Clozure / ccl

Clozure Common Lisp
http://ccl.clozure.com
Apache License 2.0
841 stars 105 forks source link

Incorrect simple-array access with (declaim (optimize (speed 3))) #446

Closed MattKaufmann closed 1 year ago

MattKaufmann commented 1 year ago

The example below ends with a form that gives an incorrect array value on my MacBook Pro. I extracted it from an example supplied by Warren A. Hunt, Jr. and Yahya Sohail that runs in ACL2, but the example below runs in pure CCL. After seeing the problem with CCL build from git version 01cf6cd7f849d75bc61eeb3f25b034500da6b58b, I rebuilt CCL from the latest version, ff51228259d9dbc8a9cc7bbb08858ef4aa9fe8d0, and got the same (unfortunate) result.

(declaim (optimize (speed 3)))

(defun arr-fieldi (i ar)
  (aref (the (simple-array (signed-byte 64) (10))
             ar)
        i))

(defun update-arr-fieldi (i v ar)
  (progn (setf (aref ar i) v)
         ar))

(defvar my-ar (make-array 10
                          :element-type '(signed-byte 64)
                          :initial-element '0))

; True:
(typep my-ar 'simple-array)

(update-arr-fieldi 0 #x-7FFFFFFE47AFEF96 my-ar)

; The following returns 537, not the expected value, #x-7FFFFFFE47AFEF96.
(arr-fieldi 0 my-ar)
yaso9 commented 1 year ago

The issue seems to only occur with the 64-bit version of CCL. Using the 32-bit version yields the correct result. I tried using git bisect to find the commit that introduced the bug, but I had trouble compiling many of the older versions of CCL (it kept getting stuck on compiling compiler/optimizers.lisp).

MattKaufmann commented 1 year ago

I've discovered that CCL 16365, apparently from 2015, doesn't have the bug. I seem to have found versions from 2017 that do have the bug.

svspire commented 1 year ago

Changing first line to (declaim (optimize (speed 3) (safety 3))) fixes it for me. That might be a workaround until we can figure out the real solution.

MattKaufmann commented 1 year ago

@svspire Thank you for the reply! Unfortunately, that seems to slow things down by two orders of magnitude; see attached example. That example uses the default optimization settings that ACL2 uses. I tried some other fixes that didn't work, but one that did: changing the accessor from (the (simple-array (signed-byte 64) (10)) ar) to (the (simple-array * (10)) ar). That one adds 37% to the time in my test, so still not great; but I guess it will have to do until CCL is fixed. (Sorry about the ".txt" extension on the attached file; I couldn't seem to attach it as a ".lsp" file.) ccl-array-bug.txt

MattKaufmann commented 1 year ago

I have attached an example showing that the problem occurs at the fixnum boundary. I wonder if CCL is mistakenly assuming here that a (signed-byte 64) is a fixnum. ccl-array-bug-2.txt

MattKaufmann commented 1 year ago

One more clue (and then I may stop): The bug seems to require that the integer type contains a negative number; see attached. ccl-array-bug-3.txt

xrme commented 1 year ago

Suspiciously, the number 537 (#x219) is a two-digit bignum header. That would seem to indicate that something in the process of turning an element of a (signed-byte 64) vector into an integer is getting mixed up.

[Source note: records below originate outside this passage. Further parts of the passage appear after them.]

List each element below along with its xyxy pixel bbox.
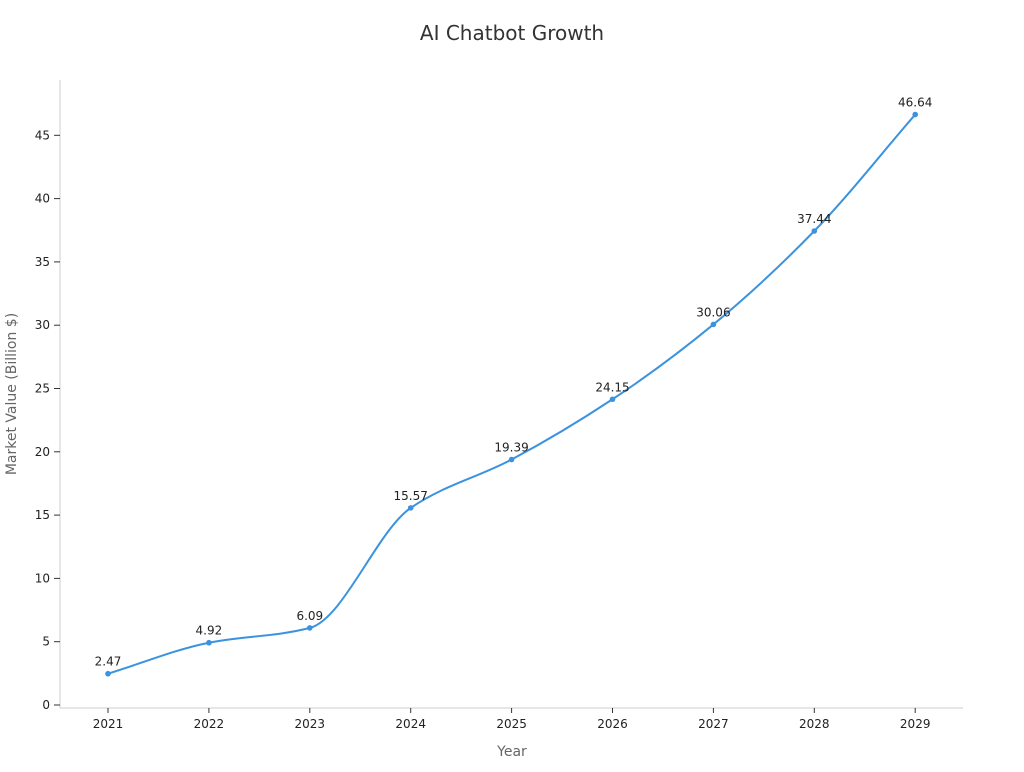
x-tick-label: 2028 bbox=[799, 717, 830, 731]
axes bbox=[59, 80, 963, 709]
y-tick-label: 5 bbox=[42, 635, 50, 649]
x-tick-label: 2022 bbox=[194, 717, 225, 731]
data-label: 24.15 bbox=[595, 380, 629, 394]
series-line bbox=[107, 113, 916, 675]
x-tick-label: 2027 bbox=[698, 717, 729, 731]
data-label: 6.09 bbox=[296, 609, 323, 623]
data-point bbox=[307, 625, 313, 631]
data-point bbox=[609, 396, 616, 403]
data-labels: 2.47 4.92 6.09 15.57 19.39 24.15 30.06 37.44 46.… bbox=[95, 96, 933, 669]
data-point bbox=[206, 639, 212, 646]
data-point bbox=[710, 321, 717, 328]
data-points bbox=[105, 111, 918, 677]
y-tick-label: 25 bbox=[35, 382, 50, 396]
x-tick-label: 2026 bbox=[597, 717, 628, 731]
y-axis-title: Market Value (Billion $) bbox=[4, 313, 20, 475]
data-label: 4.92 bbox=[196, 624, 223, 638]
y-tick-label: 35 bbox=[35, 255, 50, 269]
y-tick-label: 10 bbox=[35, 571, 50, 585]
data-point bbox=[912, 111, 918, 118]
x-tick-label: 2023 bbox=[295, 717, 326, 731]
data-point bbox=[811, 228, 818, 234]
x-axis-title: Year bbox=[496, 744, 527, 760]
data-point bbox=[407, 505, 414, 511]
data-label: 15.57 bbox=[394, 489, 428, 503]
data-point bbox=[105, 670, 111, 677]
x-tick-label: 2025 bbox=[496, 717, 527, 731]
y-tick-label: 15 bbox=[35, 508, 50, 522]
data-label: 37.44 bbox=[797, 212, 831, 226]
y-axis-ticks: 0 5 10 15 20 25 30 35 40 45 bbox=[35, 128, 60, 712]
x-axis-ticks: 2021 2022 2023 2024 2025 2026 2027 2028 2029 bbox=[93, 708, 931, 731]
chart-title: AI Chatbot Growth bbox=[420, 21, 604, 45]
data-label: 19.39 bbox=[494, 441, 528, 455]
y-tick-label: 30 bbox=[35, 318, 50, 332]
x-tick-label: 2029 bbox=[900, 717, 931, 731]
x-tick-label: 2024 bbox=[395, 717, 426, 731]
y-tick-label: 20 bbox=[35, 445, 50, 459]
y-tick-label: 40 bbox=[35, 192, 50, 206]
y-tick-label: 0 bbox=[42, 698, 50, 712]
data-label: 2.47 bbox=[95, 655, 122, 669]
x-tick-label: 2021 bbox=[93, 717, 124, 731]
y-tick-label: 45 bbox=[35, 128, 50, 142]
data-label: 46.64 bbox=[898, 96, 932, 110]
data-label: 30.06 bbox=[696, 305, 730, 319]
data-point bbox=[508, 456, 515, 463]
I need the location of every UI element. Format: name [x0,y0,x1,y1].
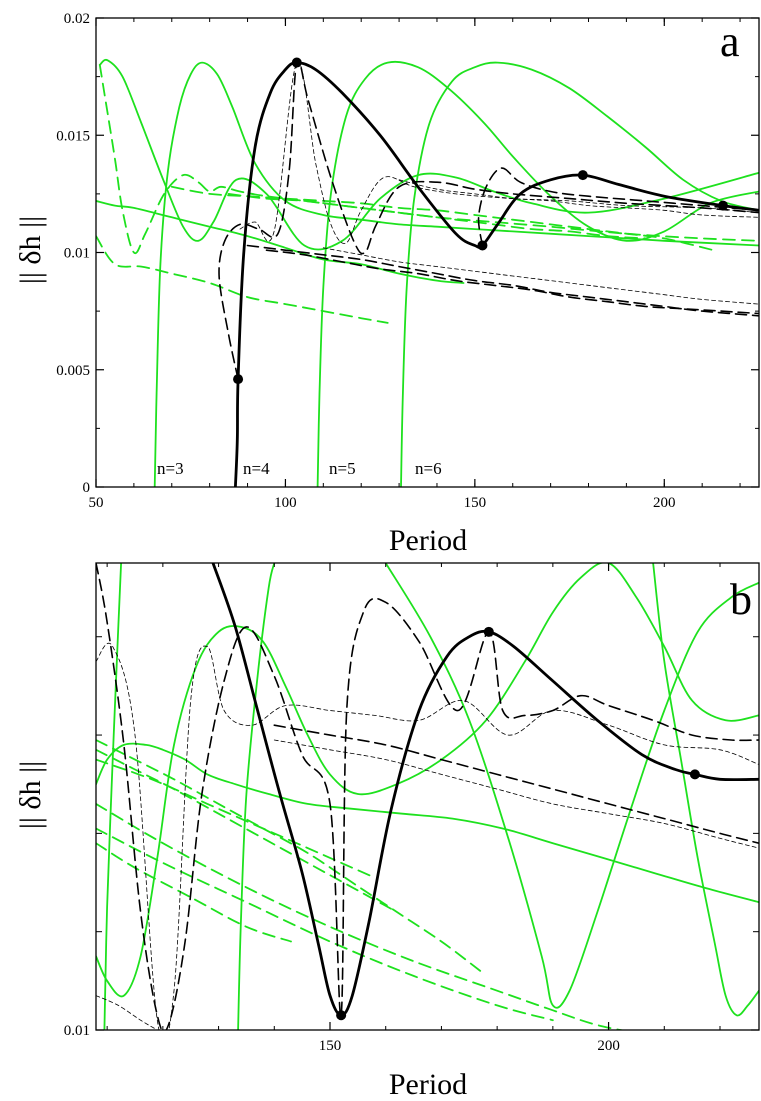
x-axis-title-a: Period [389,524,467,557]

svspire commented 1 year ago

Aha! If you disassemble arr-fieldi compiled with (safety 0), you'll see (movl ($ #x219) (% imm0.l)) I knew that was where the 537 came from, but I couldn't figure out what that constant was doing there.

gmpalter commented 1 year ago

It also fails with positive values as long as they're too big to fit in a fixnum.

The generated code properly creates the 2-digit bignum to hold the result and stores it in the return value. But, the code then falls through to the code which creates a new signed-byte-64 from whatever's in %imm0, which is the 2-digit bignum header. The culprit is x862-box-s64 but I don't know how to fix it yet.

gmpalter commented 1 year ago

Found it and just checked in the fix.

MattKaufmann commented 1 year ago

This is great! Is there an easy way to check programmatically for whether CCL has this fix, other than to run an example that formerly gave an incorrect result?

gmpalter commented 1 year ago

I can't think of one as it was a compiler bug. (There's a test for it now in the test suite at the end of ccl.lsp.)

MattKaufmann commented 1 year ago

That's very helpful actually. Thank you again (and all those who helped) for the fix!